Эрнест слушал, завороженный мелодичным голосом Кларка. Тот и вправду умел говорить, как никто другой, и обладал удивительной способностью придавать самым безумным фантазиям видимость правдоподобия.
V
— Да, — сказал скульптор Уолкхэм, — все это удивительно.
— Что именно? — поинтересовался Эрнест, воображение которого было поглощено Сфинксом, глядящим на него из угла с саркастической улыбкой, которая не менялась уже пять тысяч лет.
— То, как наши вчерашние видения сегодня взирают на нас, словно незнакомцы.
— Напротив, — возразил Реджинальд, — было бы странно, если бы они все еще узнавали нас. На самом деле, это было бы противоестественно. Небеса над нами и земля под нашими ногами — все в постоянном движении. Каждый атом нашего физического тела вибрирует с невероятной скоростью. Изменение равнозначно жизни.
— Порой кажется, будто мысли испаряются, как вода, — сказал скульптор.
— Почему бы и нет, при благоприятных условиях?
— Но куда они деваются? Не могут же они совсем исчезнуть?
— Да, это проблема. Впрочем, особой проблемы тут нет. В мире духовном ничто никогда не исчезает.
— Но почему вы вдруг подумали об этом? — поинтересовался у скульптора Эрнест.
— Дело в том, что у меня исчез творческий замысел, — ответил тот. — Помнишь, — продолжал он, обращаясь к Реджинальду, — статую Нарцисса, над которой я работал, когда ты в прошлый раз посещал мою студию?
— Да, это была поразительная вещь, и она произвела на меня большое впечатление, хотя сейчас я не могут припомнить ее в подробностях.
— Так вот, это был заказ. Молодой, эксцентричный миллионер предложил мне восемь тысяч долларов. У меня была совершенно оригинальная концепция. Но теперь я не могу осуществить ее. Она исчезла, словно ее унес ветер.
— Очень жаль.
— Еще бы, — вздохнул скульптор.
Эрнест улыбнулся. Всем было известно о семейных проблемах Уолкхэма. У него было два бракоразводных процесса, и сейчас ему приходилось содержать три семьи.

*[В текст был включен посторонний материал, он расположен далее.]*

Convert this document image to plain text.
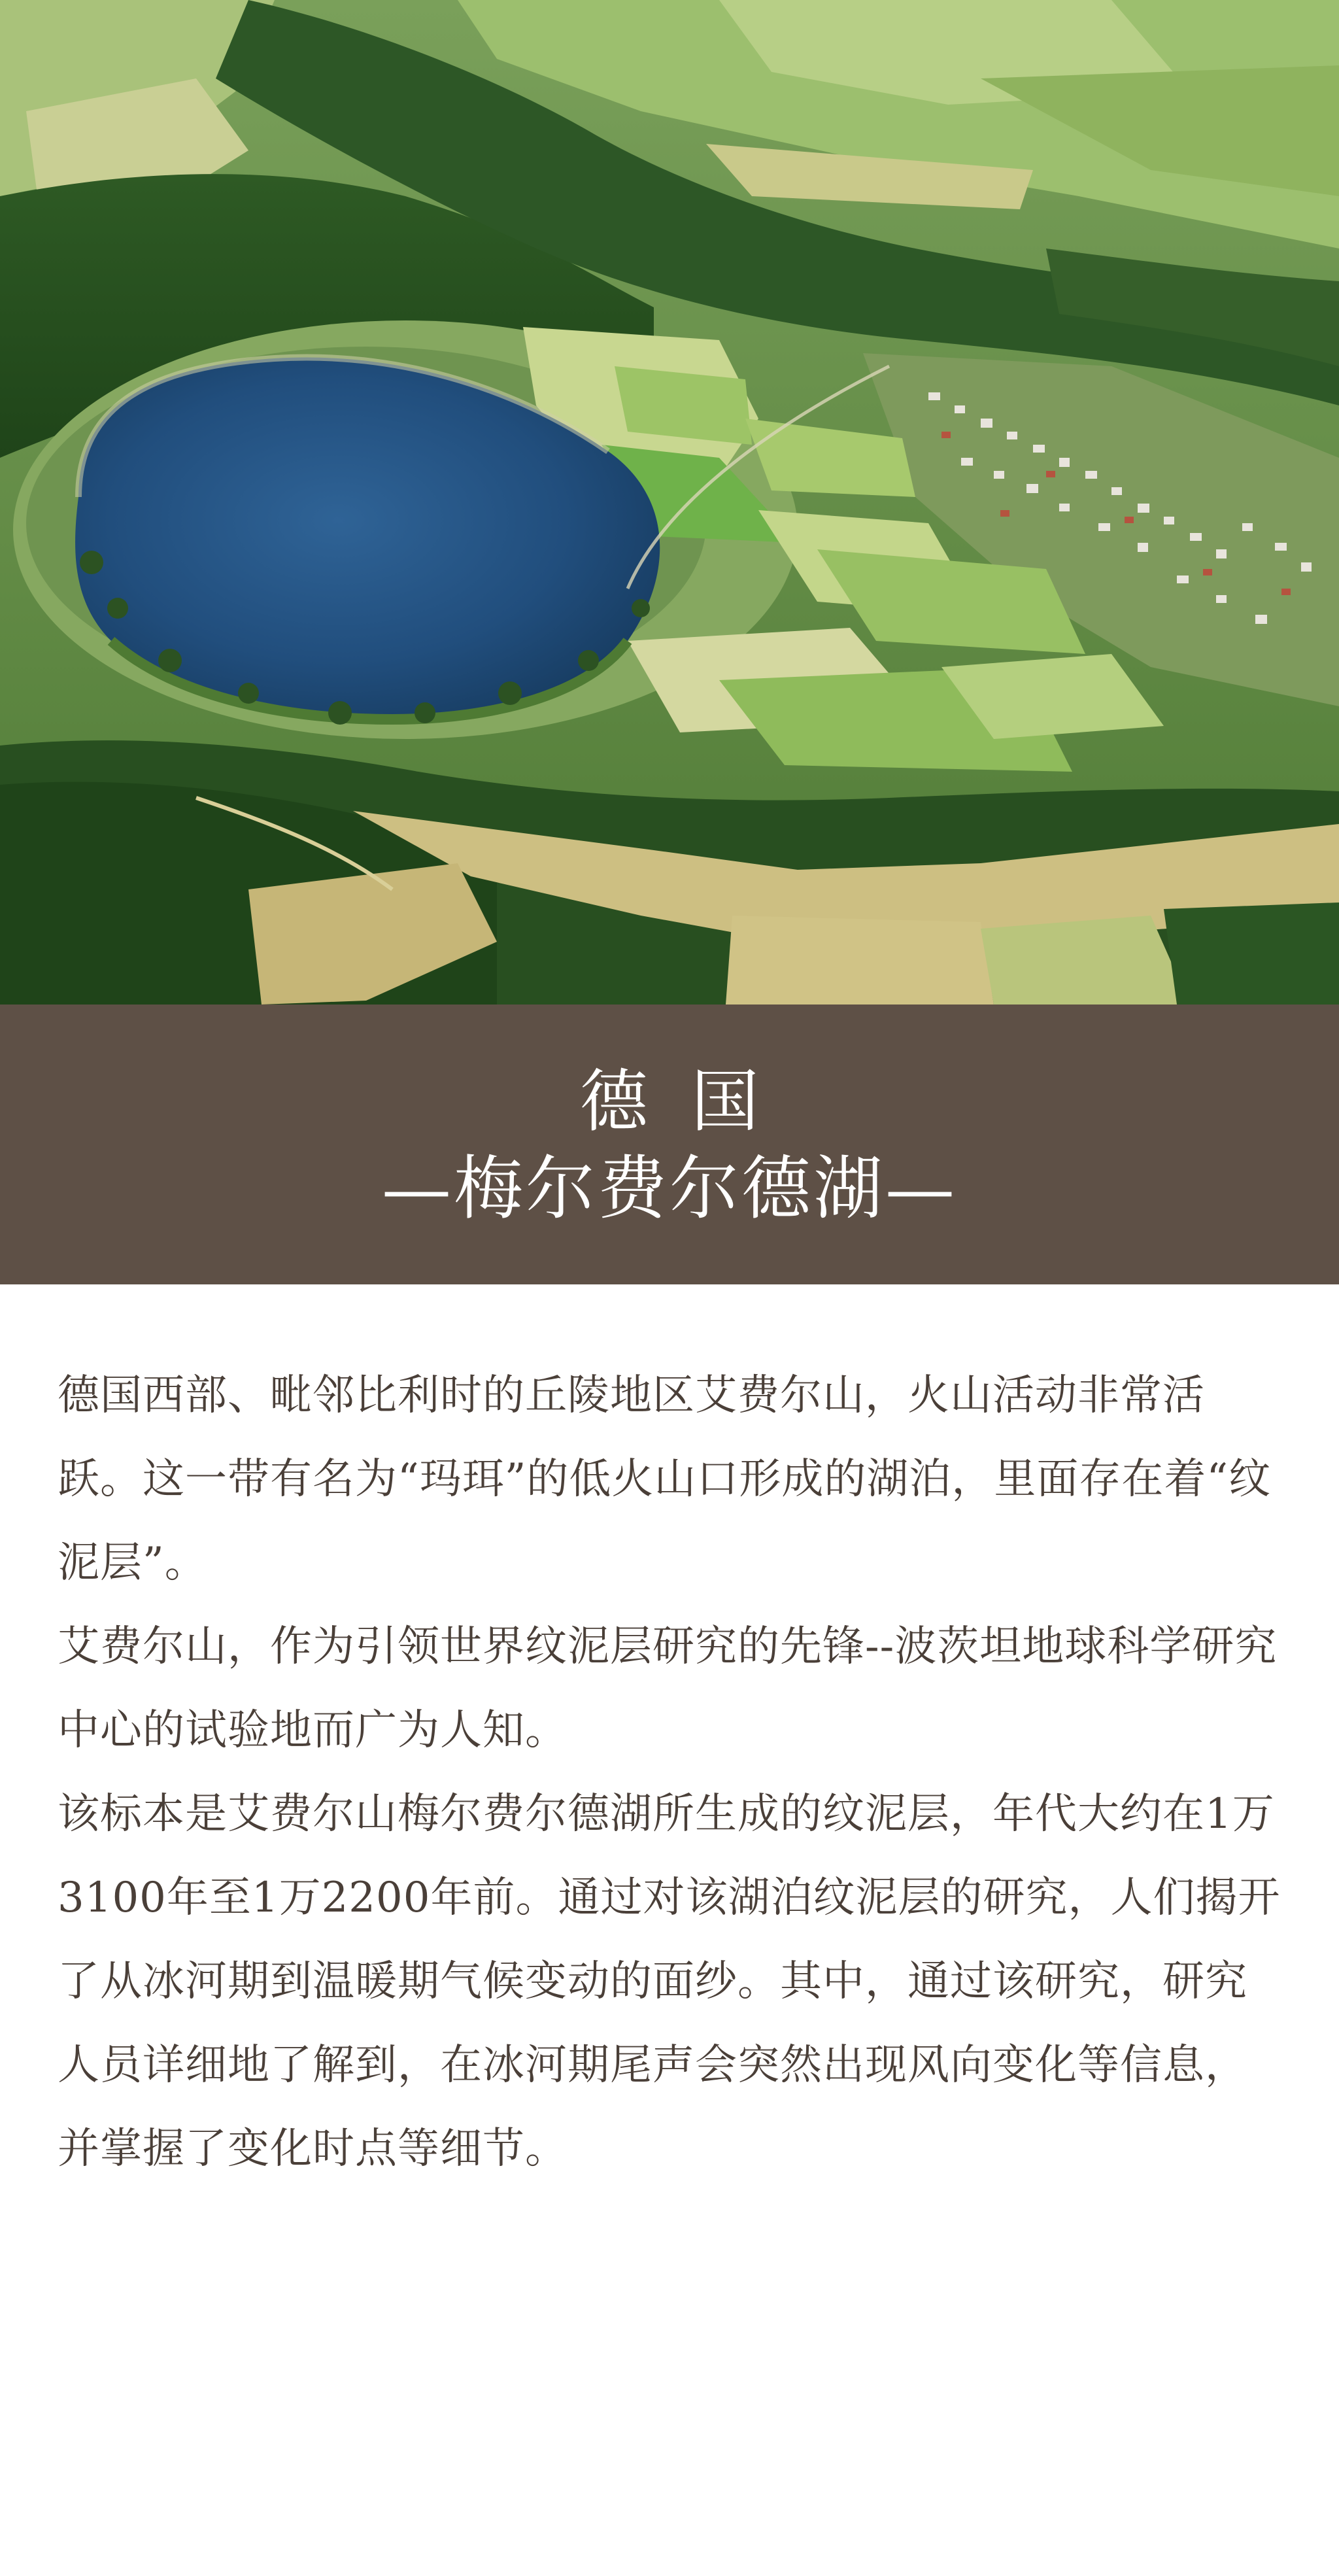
德国
—梅尔费尔德湖—

德国西部、毗邻比利时的丘陵地区艾费尔山，火山活动非常活跃。这一带有名为“玛珥”的低火山口形成的湖泊，里面存在着“纹泥层”。

艾费尔山，作为引领世界纹泥层研究的先锋--波茨坦地球科学研究中心的试验地而广为人知。

该标本是艾费尔山梅尔费尔德湖所生成的纹泥层，年代大约在1万3100年至1万2200年前。通过对该湖泊纹泥层的研究，人们揭开了从冰河期到温暖期气候变动的面纱。其中，通过该研究，研究人员详细地了解到，在冰河期尾声会突然出现风向变化等信息，并掌握了变化时点等细节。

Тем временем скульптор присел за письменный стол Реджинальда и машинально рассматривал лежащий перед ним машинописный лист. Сначала он рассеянно взглянул на него, пробежав глазами текст, потом прочел во второй раз, с пристальным интересом, даже не осознавая, что поступает невежливо.
— Черт возьми! Что это! — воскликнул он.
— Эпическая поэма на тему Французской революции, — безмятежно ответил Реджинальд.
— Но, послушай, я узнаю тут свой замысел!
— Что вы имеете в виду? — спросил заинтригованный Эрнест, взглянув сначала на Реджинальда, потом на Уолкхэма, начиная сомневаться, не помутился ли у того разум.
— Слушайте!
И скульптор дрожащим от волнения голосом прочел длинный отрывок, чеканный ритм которого восхитил Эрнеста; однако содержание ускользало от него, поскольку мысли были заняты загадочным замечанием Уолкхэма.
Реджинальд не сказал ничего, однако блеск в его глазах говорил о том, что на этот раз в нем, по крайней мере, пробудился интерес.
Уолкхэм понял, что без объяснений с его стороны никто ничего не поймет.
— Я забыл, что вы мыслите иначе, чем скульптор. Я так устроен, что для меня все впечатления немедленно воспроизводятся в виде той или иной формы. Я не слышу музыку; я вижу, как она вздымается куполами и шпилями, цветными окнами и арабесками. Запах розы для меня осязаем. Я почти могу потрогать его рукой. Так вот, твоя поэма своим ритмом, напомнила мне — сначала неопределенно, но потом я это ощутил совершенно явственно — мой утраченный замысел относительно статуи Нарцисса.
— Интересно, — пробормотал Реджинальд. — Такого я не ожидал.
— Так вам это не кажется совершенно невероятным? — поинтересоваться Эрнест, пытаясь понять, что имеет в виду Кларк.
— Нет, это вполне возможно. Наверно, его Нарцисс присутствовал в моем подсознании, когда я работал над этим отрывком. И было бы странным, если бы образы, запечатленные в подсознании, не отражались на нашем стиле.